Mahendra Singh Dhoni, the Indian cricket team captain, made a ‘to the point’ remark yesterday when he said that we must keep in mind that our armed forced are making supreme sacrifices at borders so that ‘we can keep debating things like freedom of speech’. We must respect that. Nothing goes beyond that sacrifice – we all, politicians and society, must keep that in mind.

And this remark came in the context of the Pampore encounter with terrorists in Jammu & Kashmir that is in third day and is still ongoing with six lives already lost, including five security personnel. And one of them, Captain Pawan Kumar from Jind, Haryana, a 23-year old Jat, wrote a thoughtful note on another issue that people are wrongly trying to impose on India – the violent protests by Jats in Haryana and Uttar Pradesh – to forcefully usurp something that is supposedly not for them – the caste-based Reservation.

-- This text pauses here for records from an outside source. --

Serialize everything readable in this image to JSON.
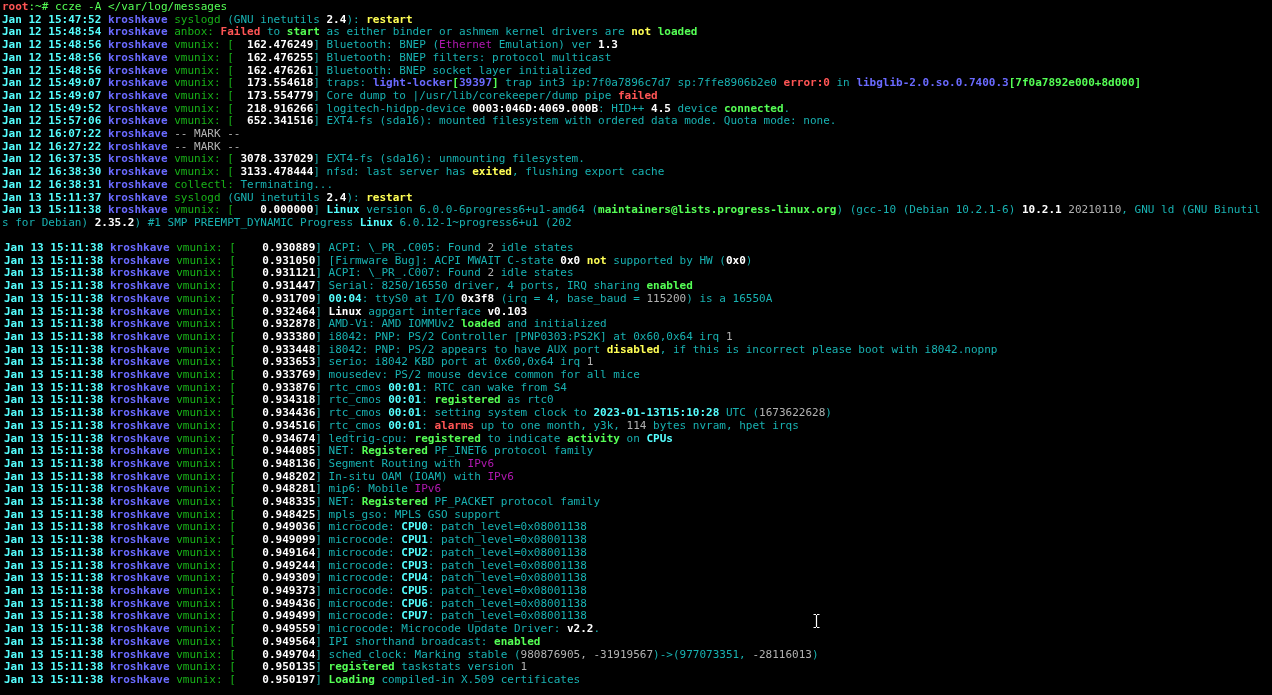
{
  "top_pane": {
    "lines": [
      {
        "segs": [
          {
            "kind": "user",
            "text": "root"
          },
          {
            "kind": "prompt",
            "text": ":~# ccze -A </var/log/messages"
          }
        ]
      },
      {
        "date": "Jan 12 15:47:52",
        "host": "kroshkave",
        "segs": [
          {
            "kind": "prog",
            "text": "syslogd"
          },
          {
            "kind": "msg",
            "text": " (GNU inetutils "
          },
          {
            "kind": "white",
            "text": "2.4"
          },
          {
            "kind": "msg",
            "text": "): "
          },
          {
            "kind": "warn",
            "text": "restart"
          }
        ]
      },
      {
        "date": "Jan 12 15:48:54",
        "host": "kroshkave",
        "segs": [
          {
            "kind": "prog",
            "text": "anbox:"
          },
          {
            "kind": "bad",
            "text": " Failed"
          },
          {
            "kind": "msg",
            "text": " to "
          },
          {
            "kind": "good",
            "text": "start"
          },
          {
            "kind": "msg",
            "text": " as either binder or ashmem kernel drivers are "
          },
          {
            "kind": "warn",
            "text": "not"
          },
          {
            "kind": "good",
            "text": " loaded"
          }
        ]
      },
      {
        "date": "Jan 12 15:48:56",
        "host": "kroshkave",
        "segs": [
          {
            "kind": "prog",
            "text": "vmunix: ["
          },
          {
            "kind": "white",
            "text": "  162.476249"
          },
          {
            "kind": "msg",
            "text": "] Bluetooth: BNEP ("
          },
          {
            "kind": "purple",
            "text": "Ethernet"
          },
          {
            "kind": "msg",
            "text": " Emulation) ver "
          },
          {
            "kind": "white",
            "text": "1.3"
          }
        ]
      },
      {
        "date": "Jan 12 15:48:56",
        "host": "kroshkave",
        "segs": [
          {
            "kind": "prog",
            "text": "vmunix: ["
          },
          {
            "kind": "white",
            "text": "  162.476255"
          },
          {
            "kind": "msg",
            "text": "] Bluetooth: BNEP filters: protocol multicast"
          }
        ]
      },
      {
        "date": "Jan 12 15:48:56",
        "host": "kroshkave",
        "segs": [
          {
            "kind": "prog",
            "text": "vmunix: ["
          },
          {
            "kind": "white",
            "text": "  162.476261"
          },
          {
            "kind": "msg",
            "text": "] Bluetooth: BNEP socket layer initialized"
          }
        ]
      },
      {
        "date": "Jan 12 15:49:07",
        "host": "kroshkave",
        "segs": [
          {
            "kind": "prog",
            "text": "vmunix: ["
          },
          {
            "kind": "white",
            "text": "  173.554618"
          },
          {
            "kind": "msg",
            "text": "] traps: "
          },
          {
            "kind": "blue",
            "text": "light-locker"
          },
          {
            "kind": "good",
            "text": "["
          },
          {
            "kind": "blue",
            "text": "39397"
          },
          {
            "kind": "good",
            "text": "]"
          },
          {
            "kind": "msg",
            "text": " trap int3 ip:7f0a7896c7d7 sp:7ffe8906b2e0 "
          },
          {
            "kind": "bad",
            "text": "error:0"
          },
          {
            "kind": "msg",
            "text": " in "
          },
          {
            "kind": "blue",
            "text": "libglib-2.0.so.0.7400.3"
          },
          {
            "kind": "good",
            "text": "[7f0a7892e000+8d000]"
          }
        ]
      },
      {
        "date": "Jan 12 15:49:07",
        "host": "kroshkave",
        "segs": [
          {
            "kind": "prog",
            "text": "vmunix: ["
          },
          {
            "kind": "white",
            "text": "  173.554779"
          },
          {
            "kind": "msg",
            "text": "] Core dump to |/usr/lib/corekeeper/dump pipe "
          },
          {
            "kind": "bad",
            "text": "failed"
          }
        ]
      },
      {
        "date": "Jan 12 15:49:52",
        "host": "kroshkave",
        "segs": [
          {
            "kind": "prog",
            "text": "vmunix: ["
          },
          {
            "kind": "white",
            "text": "  218.916266"
          },
          {
            "kind": "msg",
            "text": "] logitech-hidpp-device "
          },
          {
            "kind": "white",
            "text": "0003:046D:4069.000B"
          },
          {
            "kind": "msg",
            "text": ": HID++ "
          },
          {
            "kind": "white",
            "text": "4.5"
          },
          {
            "kind": "msg",
            "text": " device "
          },
          {
            "kind": "good",
            "text": "connected"
          },
          {
            "kind": "msg",
            "text": "."
          }
        ]
      },
      {
        "date": "Jan 12 15:57:06",
        "host": "kroshkave",
        "segs": [
          {
            "kind": "prog",
            "text": "vmunix: ["
          },
          {
            "kind": "white",
            "text": "  652.341516"
          },
          {
            "kind": "msg",
            "text": "] EXT4-fs (sda16): mounted filesystem with ordered data mode. Quota mode: none."
          }
        ]
      },
      {
        "date": "Jan 12 16:07:22",
        "host": "kroshkave",
        "segs": [
          {
            "kind": "gray",
            "text": "-- MARK --"
          }
        ]
      },
      {
        "date": "Jan 12 16:27:22",
        "host": "kroshkave",
        "segs": [
          {
            "kind": "gray",
            "text": "-- MARK --"
          }
        ]
      },
      {
        "date": "Jan 12 16:37:35",
        "host": "kroshkave",
        "segs": [
          {
            "kind": "prog",
            "text": "vmunix: ["
          },
          {
            "kind": "white",
            "text": " 3078.337029"
          },
          {
            "kind": "msg",
            "text": "] EXT4-fs (sda16): unmounting filesystem."
          }
        ]
      },
      {
        "date": "Jan 12 16:38:30",
        "host": "kroshkave",
        "segs": [
          {
            "kind": "prog",
            "text": "vmunix: ["
          },
          {
            "kind": "white",
            "text": " 3133.478444"
          },
          {
            "kind": "msg",
            "text": "] nfsd: last server has "
          },
          {
            "kind": "warn",
            "text": "exited"
          },
          {
            "kind": "msg",
            "text": ", flushing export cache"
          }
        ]
      },
      {
        "date": "Jan 12 16:38:31",
        "host": "kroshkave",
        "segs": [
          {
            "kind": "prog",
            "text": "collectl:"
          },
          {
            "kind": "msg",
            "text": " Terminating..."
          }
        ]
      },
      {
        "date": "Jan 13 15:11:37",
        "host": "kroshkave",
        "segs": [
          {
            "kind": "prog",
            "text": "syslogd"
          },
          {
            "kind": "msg",
            "text": " (GNU inetutils "
          },
          {
            "kind": "white",
            "text": "2.4"
          },
          {
            "kind": "msg",
            "text": "): "
          },
          {
            "kind": "warn",
            "text": "restart"
          }
        ]
      },
      {
        "date": "Jan 13 15:11:38",
        "host": "kroshkave",
        "segs": [
          {
            "kind": "prog",
            "text": "vmunix: ["
          },
          {
            "kind": "white",
            "text": "    0.000000"
          },
          {
            "kind": "msg",
            "text": "] "
          },
          {
            "kind": "cyan",
            "text": "Linux"
          },
          {
            "kind": "msg",
            "text": " version 6.0.0-6progress6+u1-amd64 ("
          },
          {
            "kind": "good",
            "text": "maintainers@lists.progress-linux.org"
          },
          {
            "kind": "msg",
            "text": ") (gcc-10 (Debian 10.2.1-6) "
          },
          {
            "kind": "white",
            "text": "10.2.1"
          },
          {
            "kind": "gray",
            "text": " 20210110"
          },
          {
            "kind": "msg",
            "text": ", GNU ld (GNU Binutil"
          }
        ]
      },
      {
        "segs": [
          {
            "kind": "msg",
            "text": "s for Debian) "
          },
          {
            "kind": "white",
            "text": "2.35.2"
          },
          {
            "kind": "msg",
            "text": ") #1 SMP PREEMPT_DYNAMIC Progress "
          },
          {
            "kind": "cyan",
            "text": "Linux"
          },
          {
            "kind": "msg",
            "text": " 6.0.12-1~progress6+u1 (202"
          }
        ]
      }
    ]
  },
  "bottom_pane": {
    "lines": [
      {
        "date": "Jan 13 15:11:38",
        "host": "kroshkave",
        "segs": [
          {
            "kind": "prog",
            "text": "vmunix: ["
          },
          {
            "kind": "white",
            "text": "    0.930889"
          },
          {
            "kind": "msg",
            "text": "] ACPI: \\_PR_.C005: Found "
          },
          {
            "kind": "gray",
            "text": "2"
          },
          {
            "kind": "msg",
            "text": " idle states"
          }
        ]
      },
      {
        "date": "Jan 13 15:11:38",
        "host": "kroshkave",
        "segs": [
          {
            "kind": "prog",
            "text": "vmunix: ["
          },
          {
            "kind": "white",
            "text": "    0.931050"
          },
          {
            "kind": "msg",
            "text": "] [Firmware Bug]: ACPI MWAIT C-state "
          },
          {
            "kind": "white",
            "text": "0x0"
          },
          {
            "kind": "warn",
            "text": " not"
          },
          {
            "kind": "msg",
            "text": " supported by HW ("
          },
          {
            "kind": "white",
            "text": "0x0"
          },
          {
            "kind": "msg",
            "text": ")"
          }
        ]
      },
      {
        "date": "Jan 13 15:11:38",
        "host": "kroshkave",
        "segs": [
          {
            "kind": "prog",
            "text": "vmunix: ["
          },
          {
            "kind": "white",
            "text": "    0.931121"
          },
          {
            "kind": "msg",
            "text": "] ACPI: \\_PR_.C007: Found "
          },
          {
            "kind": "gray",
            "text": "2"
          },
          {
            "kind": "msg",
            "text": " idle states"
          }
        ]
      },
      {
        "date": "Jan 13 15:11:38",
        "host": "kroshkave",
        "segs": [
          {
            "kind": "prog",
            "text": "vmunix: ["
          },
          {
            "kind": "white",
            "text": "    0.931447"
          },
          {
            "kind": "msg",
            "text": "] Serial: 8250/16550 driver, 4 ports, IRQ sharing "
          },
          {
            "kind": "good",
            "text": "enabled"
          }
        ]
      },
      {
        "date": "Jan 13 15:11:38",
        "host": "kroshkave",
        "segs": [
          {
            "kind": "prog",
            "text": "vmunix: ["
          },
          {
            "kind": "white",
            "text": "    0.931709"
          },
          {
            "kind": "msg",
            "text": "] "
          },
          {
            "kind": "cyan",
            "text": "00:04"
          },
          {
            "kind": "msg",
            "text": ": ttyS0 at I/O "
          },
          {
            "kind": "white",
            "text": "0x3f8"
          },
          {
            "kind": "msg",
            "text": " (irq = 4, base_baud = "
          },
          {
            "kind": "gray",
            "text": "115200"
          },
          {
            "kind": "msg",
            "text": ") is a 16550A"
          }
        ]
      },
      {
        "date": "Jan 13 15:11:38",
        "host": "kroshkave",
        "segs": [
          {
            "kind": "prog",
            "text": "vmunix: ["
          },
          {
            "kind": "white",
            "text": "    0.932464"
          },
          {
            "kind": "msg",
            "text": "] "
          },
          {
            "kind": "white",
            "text": "Linux"
          },
          {
            "kind": "msg",
            "text": " agpgart interface "
          },
          {
            "kind": "white",
            "text": "v0.103"
          }
        ]
      },
      {
        "date": "Jan 13 15:11:38",
        "host": "kroshkave",
        "segs": [
          {
            "kind": "prog",
            "text": "vmunix: ["
          },
          {
            "kind": "white",
            "text": "    0.932878"
          },
          {
            "kind": "msg",
            "text": "] AMD-Vi: AMD IOMMUv2 "
          },
          {
            "kind": "good",
            "text": "loaded"
          },
          {
            "kind": "msg",
            "text": " and initialized"
          }
        ]
      },
      {
        "date": "Jan 13 15:11:38",
        "host": "kroshkave",
        "segs": [
          {
            "kind": "prog",
            "text": "vmunix: ["
          },
          {
            "kind": "white",
            "text": "    0.933380"
          },
          {
            "kind": "msg",
            "text": "] i8042: PNP: PS/2 Controller [PNP0303:PS2K] at 0x60,0x64 irq "
          },
          {
            "kind": "gray",
            "text": "1"
          }
        ]
      },
      {
        "date": "Jan 13 15:11:38",
        "host": "kroshkave",
        "segs": [
          {
            "kind": "prog",
            "text": "vmunix: ["
          },
          {
            "kind": "white",
            "text": "    0.933448"
          },
          {
            "kind": "msg",
            "text": "] i8042: PNP: PS/2 appears to have AUX port "
          },
          {
            "kind": "warn",
            "text": "disabled"
          },
          {
            "kind": "msg",
            "text": ", if this is incorrect please boot with i8042.nopnp"
          }
        ]
      },
      {
        "date": "Jan 13 15:11:38",
        "host": "kroshkave",
        "segs": [
          {
            "kind": "prog",
            "text": "vmunix: ["
          },
          {
            "kind": "white",
            "text": "    0.933653"
          },
          {
            "kind": "msg",
            "text": "] serio: i8042 KBD port at 0x60,0x64 irq "
          },
          {
            "kind": "gray",
            "text": "1"
          }
        ]
      },
      {
        "date": "Jan 13 15:11:38",
        "host": "kroshkave",
        "segs": [
          {
            "kind": "prog",
            "text": "vmunix: ["
          },
          {
            "kind": "white",
            "text": "    0.933769"
          },
          {
            "kind": "msg",
            "text": "] mousedev: PS/2 mouse device common for all mice"
          }
        ]
      },
      {
        "date": "Jan 13 15:11:38",
        "host": "kroshkave",
        "segs": [
          {
            "kind": "prog",
            "text": "vmunix: ["
          },
          {
            "kind": "white",
            "text": "    0.933876"
          },
          {
            "kind": "msg",
            "text": "] rtc_cmos "
          },
          {
            "kind": "cyan",
            "text": "00:01"
          },
          {
            "kind": "msg",
            "text": ": RTC can wake from S4"
          }
        ]
      },
      {
        "date": "Jan 13 15:11:38",
        "host": "kroshkave",
        "segs": [
          {
            "kind": "prog",
            "text": "vmunix: ["
          },
          {
            "kind": "white",
            "text": "    0.934318"
          },
          {
            "kind": "msg",
            "text": "] rtc_cmos "
          },
          {
            "kind": "cyan",
            "text": "00:01"
          },
          {
            "kind": "msg",
            "text": ": "
          },
          {
            "kind": "good",
            "text": "registered"
          },
          {
            "kind": "msg",
            "text": " as rtc0"
          }
        ]
      },
      {
        "date": "Jan 13 15:11:38",
        "host": "kroshkave",
        "segs": [
          {
            "kind": "prog",
            "text": "vmunix: ["
          },
          {
            "kind": "white",
            "text": "    0.934436"
          },
          {
            "kind": "msg",
            "text": "] rtc_cmos "
          },
          {
            "kind": "cyan",
            "text": "00:01"
          },
          {
            "kind": "msg",
            "text": ": setting system clock to "
          },
          {
            "kind": "cyan",
            "text": "2023-01-13T15:10:28"
          },
          {
            "kind": "msg",
            "text": " UTC ("
          },
          {
            "kind": "gray",
            "text": "1673622628"
          },
          {
            "kind": "msg",
            "text": ")"
          }
        ]
      },
      {
        "date": "Jan 13 15:11:38",
        "host": "kroshkave",
        "segs": [
          {
            "kind": "prog",
            "text": "vmunix: ["
          },
          {
            "kind": "white",
            "text": "    0.934516"
          },
          {
            "kind": "msg",
            "text": "] rtc_cmos "
          },
          {
            "kind": "cyan",
            "text": "00:01"
          },
          {
            "kind": "msg",
            "text": ": "
          },
          {
            "kind": "bad",
            "text": "alarms"
          },
          {
            "kind": "msg",
            "text": " up to one month, y3k, "
          },
          {
            "kind": "gray",
            "text": "114"
          },
          {
            "kind": "msg",
            "text": " bytes nvram, hpet irqs"
          }
        ]
      },
      {
        "date": "Jan 13 15:11:38",
        "host": "kroshkave",
        "segs": [
          {
            "kind": "prog",
            "text": "vmunix: ["
          },
          {
            "kind": "white",
            "text": "    0.934674"
          },
          {
            "kind": "msg",
            "text": "] ledtrig-cpu: "
          },
          {
            "kind": "good",
            "text": "registered"
          },
          {
            "kind": "msg",
            "text": " to indicate "
          },
          {
            "kind": "good",
            "text": "activity"
          },
          {
            "kind": "msg",
            "text": " on "
          },
          {
            "kind": "cyan",
            "text": "CPUs"
          }
        ]
      },
      {
        "date": "Jan 13 15:11:38",
        "host": "kroshkave",
        "segs": [
          {
            "kind": "prog",
            "text": "vmunix: ["
          },
          {
            "kind": "white",
            "text": "    0.944085"
          },
          {
            "kind": "msg",
            "text": "] NET: "
          },
          {
            "kind": "good",
            "text": "Registered"
          },
          {
            "kind": "msg",
            "text": " PF_INET6 protocol family"
          }
        ]
      },
      {
        "date": "Jan 13 15:11:38",
        "host": "kroshkave",
        "segs": [
          {
            "kind": "prog",
            "text": "vmunix: ["
          },
          {
            "kind": "white",
            "text": "    0.948136"
          },
          {
            "kind": "msg",
            "text": "] Segment Routing with "
          },
          {
            "kind": "purple",
            "text": "IPv6"
          }
        ]
      },
      {
        "date": "Jan 13 15:11:38",
        "host": "kroshkave",
        "segs": [
          {
            "kind": "prog",
            "text": "vmunix: ["
          },
          {
            "kind": "white",
            "text": "    0.948202"
          },
          {
            "kind": "msg",
            "text": "] In-situ OAM (IOAM) with "
          },
          {
            "kind": "purple",
            "text": "IPv6"
          }
        ]
      },
      {
        "date": "Jan 13 15:11:38",
        "host": "kroshkave",
        "segs": [
          {
            "kind": "prog",
            "text": "vmunix: ["
          },
          {
            "kind": "white",
            "text": "    0.948281"
          },
          {
            "kind": "msg",
            "text": "] mip6: Mobile "
          },
          {
            "kind": "purple",
            "text": "IPv6"
          }
        ]
      },
      {
        "date": "Jan 13 15:11:38",
        "host": "kroshkave",
        "segs": [
          {
            "kind": "prog",
            "text": "vmunix: ["
          },
          {
            "kind": "white",
            "text": "    0.948335"
          },
          {
            "kind": "msg",
            "text": "] NET: "
          },
          {
            "kind": "good",
            "text": "Registered"
          },
          {
            "kind": "msg",
            "text": " PF_PACKET protocol family"
          }
        ]
      },
      {
        "date": "Jan 13 15:11:38",
        "host": "kroshkave",
        "segs": [
          {
            "kind": "prog",
            "text": "vmunix: ["
          },
          {
            "kind": "white",
            "text": "    0.948425"
          },
          {
            "kind": "msg",
            "text": "] mpls_gso: MPLS GSO support"
          }
        ]
      },
      {
        "date": "Jan 13 15:11:38",
        "host": "kroshkave",
        "segs": [
          {
            "kind": "prog",
            "text": "vmunix: ["
          },
          {
            "kind": "white",
            "text": "    0.949036"
          },
          {
            "kind": "msg",
            "text": "] microcode: "
          },
          {
            "kind": "cyan",
            "text": "CPU0"
          },
          {
            "kind": "msg",
            "text": ": patch_level=0x08001138"
          }
        ]
      },
      {
        "date": "Jan 13 15:11:38",
        "host": "kroshkave",
        "segs": [
          {
            "kind": "prog",
            "text": "vmunix: ["
          },
          {
            "kind": "white",
            "text": "    0.949099"
          },
          {
            "kind": "msg",
            "text": "] microcode: "
          },
          {
            "kind": "cyan",
            "text": "CPU1"
          },
          {
            "kind": "msg",
            "text": ": patch_level=0x08001138"
          }
        ]
      },
      {
        "date": "Jan 13 15:11:38",
        "host": "kroshkave",
        "segs": [
          {
            "kind": "prog",
            "text": "vmunix: ["
          },
          {
            "kind": "white",
            "text": "    0.949164"
          },
          {
            "kind": "msg",
            "text": "] microcode: "
          },
          {
            "kind": "cyan",
            "text": "CPU2"
          },
          {
            "kind": "msg",
            "text": ": patch_level=0x08001138"
          }
        ]
      },
      {
        "date": "Jan 13 15:11:38",
        "host": "kroshkave",
        "segs": [
          {
            "kind": "prog",
            "text": "vmunix: ["
          },
          {
            "kind": "white",
            "text": "    0.949244"
          },
          {
            "kind": "msg",
            "text": "] microcode: "
          },
          {
            "kind": "cyan",
            "text": "CPU3"
          },
          {
            "kind": "msg",
            "text": ": patch_level=0x08001138"
          }
        ]
      },
      {
        "date": "Jan 13 15:11:38",
        "host": "kroshkave",
        "segs": [
          {
            "kind": "prog",
            "text": "vmunix: ["
          },
          {
            "kind": "white",
            "text": "    0.949309"
          },
          {
            "kind": "msg",
            "text": "] microcode: "
          },
          {
            "kind": "cyan",
            "text": "CPU4"
          },
          {
            "kind": "msg",
            "text": ": patch_level=0x08001138"
          }
        ]
      },
      {
        "date": "Jan 13 15:11:38",
        "host": "kroshkave",
        "segs": [
          {
            "kind": "prog",
            "text": "vmunix: ["
          },
          {
            "kind": "white",
            "text": "    0.949373"
          },
          {
            "kind": "msg",
            "text": "] microcode: "
          },
          {
            "kind": "cyan",
            "text": "CPU5"
          },
          {
            "kind": "msg",
            "text": ": patch_level=0x08001138"
          }
        ]
      },
      {
        "date": "Jan 13 15:11:38",
        "host": "kroshkave",
        "segs": [
          {
            "kind": "prog",
            "text": "vmunix: ["
          },
          {
            "kind": "white",
            "text": "    0.949436"
          },
          {
            "kind": "msg",
            "text": "] microcode: "
          },
          {
            "kind": "cyan",
            "text": "CPU6"
          },
          {
            "kind": "msg",
            "text": ": patch_level=0x08001138"
          }
        ]
      },
      {
        "date": "Jan 13 15:11:38",
        "host": "kroshkave",
        "segs": [
          {
            "kind": "prog",
            "text": "vmunix: ["
          },
          {
            "kind": "white",
            "text": "    0.949499"
          },
          {
            "kind": "msg",
            "text": "] microcode: "
          },
          {
            "kind": "cyan",
            "text": "CPU7"
          },
          {
            "kind": "msg",
            "text": ": patch_level=0x08001138"
          }
        ]
      },
      {
        "date": "Jan 13 15:11:38",
        "host": "kroshkave",
        "segs": [
          {
            "kind": "prog",
            "text": "vmunix: ["
          },
          {
            "kind": "white",
            "text": "    0.949559"
          },
          {
            "kind": "msg",
            "text": "] microcode: Microcode Update Driver: "
          },
          {
            "kind": "white",
            "text": "v2.2"
          },
          {
            "kind": "msg",
            "text": "."
          }
        ]
      },
      {
        "date": "Jan 13 15:11:38",
        "host": "kroshkave",
        "segs": [
          {
            "kind": "prog",
            "text": "vmunix: ["
          },
          {
            "kind": "white",
            "text": "    0.949564"
          },
          {
            "kind": "msg",
            "text": "] IPI shorthand broadcast: "
          },
          {
            "kind": "good",
            "text": "enabled"
          }
        ]
      },
      {
        "date": "Jan 13 15:11:38",
        "host": "kroshkave",
        "segs": [
          {
            "kind": "prog",
            "text": "vmunix: ["
          },
          {
            "kind": "white",
            "text": "    0.949704"
          },
          {
            "kind": "msg",
            "text": "] sched_clock: Marking stable ("
          },
          {
            "kind": "gray",
            "text": "980876905, -31919567"
          },
          {
            "kind": "msg",
            "text": ")->(977073351, "
          },
          {
            "kind": "gray",
            "text": "-28116013"
          },
          {
            "kind": "msg",
            "text": ")"
          }
        ]
      },
      {
        "date": "Jan 13 15:11:38",
        "host": "kroshkave",
        "segs": [
          {
            "kind": "prog",
            "text": "vmunix: ["
          },
          {
            "kind": "white",
            "text": "    0.950135"
          },
          {
            "kind": "msg",
            "text": "] "
          },
          {
            "kind": "good",
            "text": "registered"
          },
          {
            "kind": "msg",
            "text": " taskstats version "
          },
          {
            "kind": "gray",
            "text": "1"
          }
        ]
      },
      {
        "date": "Jan 13 15:11:38",
        "host": "kroshkave",
        "segs": [
          {
            "kind": "prog",
            "text": "vmunix: ["
          },
          {
            "kind": "white",
            "text": "    0.950197"
          },
          {
            "kind": "msg",
            "text": "] "
          },
          {
            "kind": "good",
            "text": "Loading"
          },
          {
            "kind": "msg",
            "text": " compiled-in X.509 certificates"
          }
        ]
      }
    ]
  }
}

Captain Pawan Kumar wrote in his last Facebook post before being martyred in Pampore (from a Press Trust of India report) – “Kisiko reservation chahiye to kisiko azadi bhai. Humein kuchh nahin chahiye bhai. Bas apni razai. (Some want reservation and some independence, I don't want anything, brother, I want only my quilt).”

It should haunt everyone – those in JNU – those outside it, maligning it – politicians, police and society – and the people demanding Reservation and trying to force their way in.

And as Pawan Kumar graduated from the National Defence Academy, he is also a JNU degree holder as NDA has collaboration with JNU for degrees.